Tous les écrits de Dickens sont en effet profondément imprégnés de la conscience que le monde est rempli d’injustices et de misères humaines en tous genres (ce qu’a très bien relevé Orwell, qui a tiré des romans de Dickens son concept de common decency), et sa grande force, c’est de nous inviter malgré tout à garder un cœur généreux, à ne pas oublier l’enfant que nous étions, les idéaux que nous avions, à l’instar de Scrooge ému lorsqu’il revoit par l’intermédiaire du « Fantôme des Noëls passés » son propre moi enfant, puis jeune adulte (lors de la scène de bal mémorable chez son ancien patron, le vieux Fezziwig), alors qu’il n’était pas encore le vieil homme avare et cynique qu’il est devenu. La magie des livres de Dickens repose en grande partie sur sa formidable capacité à persuader son lecteur de sa vision idéale de l’humanité, ou plus modestement, d’un foyer paisible »bourgeois » où la bonne humeur, la générosité et l’amour règnent. Zweig y voyait le grand défaut de l’écriture chez Dickens, coupable selon lui dans sa volonté à plaire au public de ne pas assez remettre en cause la société de son temps, et en particulier la bourgeoisie, malgré ses luttes contre les injustices et misères de son temps. Il est vrai que l’on sort moins révolté qu’apaisé, heureux, des romans de Dickens. Mais n’est-ce pas là également une des fonctions de la littérature que remplit au plus haut point le grand romancier anglais, à condition bien sûr de ne pas verser dans l'optimisme béat susmentionné ?

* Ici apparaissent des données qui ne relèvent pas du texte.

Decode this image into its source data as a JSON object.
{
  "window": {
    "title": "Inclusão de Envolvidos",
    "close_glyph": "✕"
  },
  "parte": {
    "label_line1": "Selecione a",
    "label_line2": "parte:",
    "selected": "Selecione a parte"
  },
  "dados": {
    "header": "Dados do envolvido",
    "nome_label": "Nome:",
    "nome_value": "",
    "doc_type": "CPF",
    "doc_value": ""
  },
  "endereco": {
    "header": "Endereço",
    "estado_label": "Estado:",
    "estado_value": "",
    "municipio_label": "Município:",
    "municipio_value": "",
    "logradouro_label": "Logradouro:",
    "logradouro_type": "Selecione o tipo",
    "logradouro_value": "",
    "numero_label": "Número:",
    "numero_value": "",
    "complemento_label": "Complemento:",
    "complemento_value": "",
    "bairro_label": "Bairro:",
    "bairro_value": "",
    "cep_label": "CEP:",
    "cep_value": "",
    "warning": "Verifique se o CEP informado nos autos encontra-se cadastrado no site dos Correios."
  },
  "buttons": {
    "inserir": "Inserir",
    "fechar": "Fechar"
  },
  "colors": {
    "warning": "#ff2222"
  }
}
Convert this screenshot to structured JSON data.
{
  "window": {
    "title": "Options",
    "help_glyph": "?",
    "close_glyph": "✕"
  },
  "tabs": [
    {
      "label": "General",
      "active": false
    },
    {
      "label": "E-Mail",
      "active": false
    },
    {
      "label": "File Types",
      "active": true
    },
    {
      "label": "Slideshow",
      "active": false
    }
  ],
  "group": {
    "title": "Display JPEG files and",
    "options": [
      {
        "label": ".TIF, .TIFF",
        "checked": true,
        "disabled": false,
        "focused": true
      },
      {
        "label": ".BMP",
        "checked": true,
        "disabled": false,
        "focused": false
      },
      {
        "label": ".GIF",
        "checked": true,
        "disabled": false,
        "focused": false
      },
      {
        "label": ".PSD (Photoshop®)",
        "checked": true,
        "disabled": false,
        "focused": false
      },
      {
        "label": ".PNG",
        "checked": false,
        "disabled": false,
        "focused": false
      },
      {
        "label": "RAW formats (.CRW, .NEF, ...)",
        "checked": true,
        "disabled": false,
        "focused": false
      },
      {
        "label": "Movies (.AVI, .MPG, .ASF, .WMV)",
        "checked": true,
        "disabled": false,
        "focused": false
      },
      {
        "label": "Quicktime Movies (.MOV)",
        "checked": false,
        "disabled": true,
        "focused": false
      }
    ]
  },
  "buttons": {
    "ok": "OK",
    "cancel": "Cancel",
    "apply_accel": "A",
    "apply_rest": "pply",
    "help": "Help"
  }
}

P-S : comme d’habitude, un petit récapitulatif sur les personnages tels qu’ils sont caractérisés par Dickens, qui a le souci du détail comme peu l’ont. Nous remarquerons entre autres une sœur potelée au col de dentelle, la longueur extravagante du cache-nez de Bob Cratchit, le monstrueux col de chemise de Peter Cratchit (le fils aîné)… ainsi que quelques petites scènes de joie décrites avec le bonheur contagieux de l’auteur :
« Le bureau se trouva fermé en un clin d’œil et le commis, avec les deux bouts de son cache-nez blanc qui lui pendaient plus bas que la taille (car il ne possédait pas de pelisse), s’élança sur la pente de Cornhill derrière une file de gamins et fit avec eux une vingtaine de glissades en l’honneur de la veille de Noël. Il regagna ensuite, à bride abattue, son domicile de Camden Town, pour y jouer à colin-maillard. » (p. 50-51)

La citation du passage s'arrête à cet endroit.